China, unlike the Russian Federation, develops its own technology to simulate the signals of the satellites themselves, intercepting them over them or causing critical failures when the opponent does not expect it. According to the report, such cyber -weapons in the hands of the Chinese military will make space equipment ineffective for maintaining communication systems, self -controlled missiles, observation and intelligence.

Satellites simply will not be able to contact each other, transmit images and valuable intelligence, help manage weapons. According to FT, the US Army never revealed whether it had the same space in space. Instead, Taiwan, the closest opponent of China, drew attention to the high efficiency of satellite communications in the war in Ukraine, and began to build its own network protected from fractures by the Chinese military.

One of the Taiwanese companies attracts investors to create their own satellite provider, simultaneously experimenting with non -station satellite receivers in 700 places across the country. US military officially stated that China has achieved significant success in the development of military space technologies, including satellite communications.

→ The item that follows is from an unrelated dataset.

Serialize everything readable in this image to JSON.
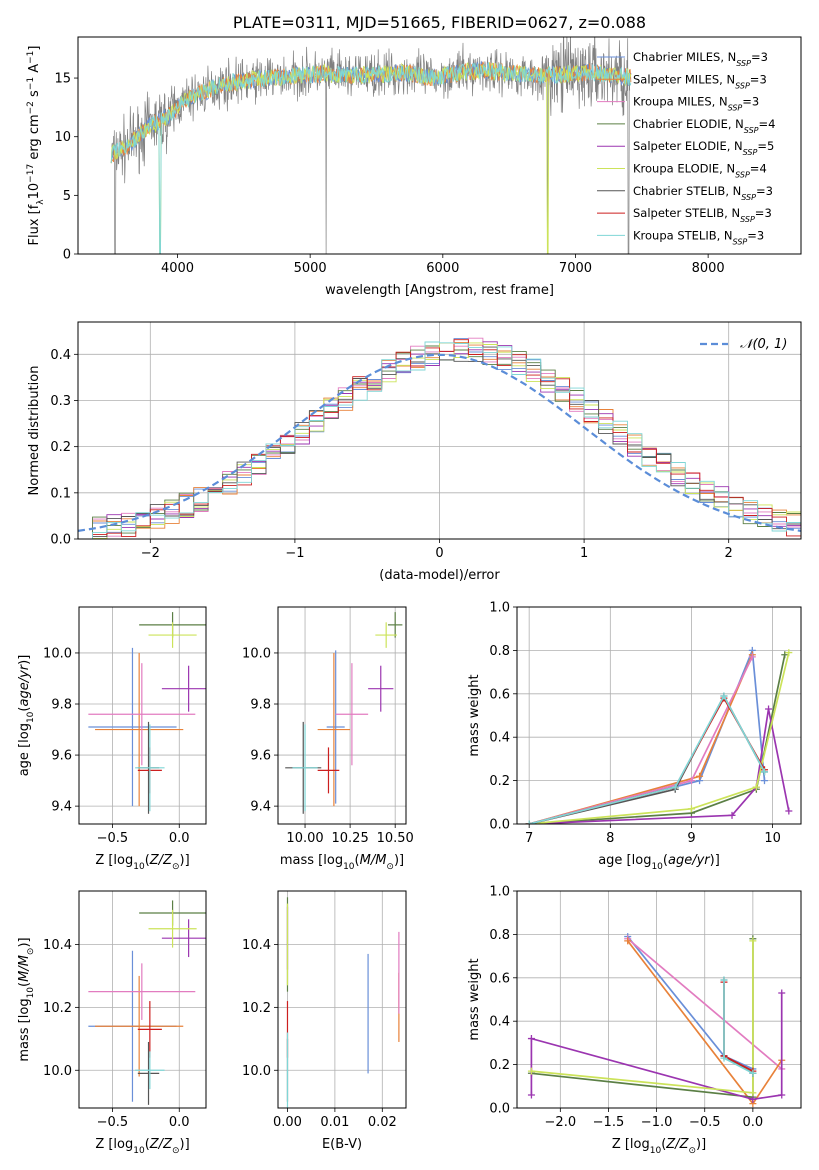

Thus, in March, US Space Commander, General Chansman Saltzman, during a speech in Congress, reported that Beijing was aggressively using anticossmic capabilities, trying to fulfill his "space dream": to become a leading state in space until 2045. "China continues to aggressively invest in technology intended for violation, degradation and destruction of our space opportunities," he said.

The retired General Charlie Moore, in the past, deputy US cyber team states that China is making a lot of efforts to deprive the US with preferences in space and cyberspace. According to him, in the PRC they try not only to improve their capabilities, but also to invent new technologies in the field of defense, onset and intelligence. Earlier there was information that China wants to learn how to knock down Starlink's satellites.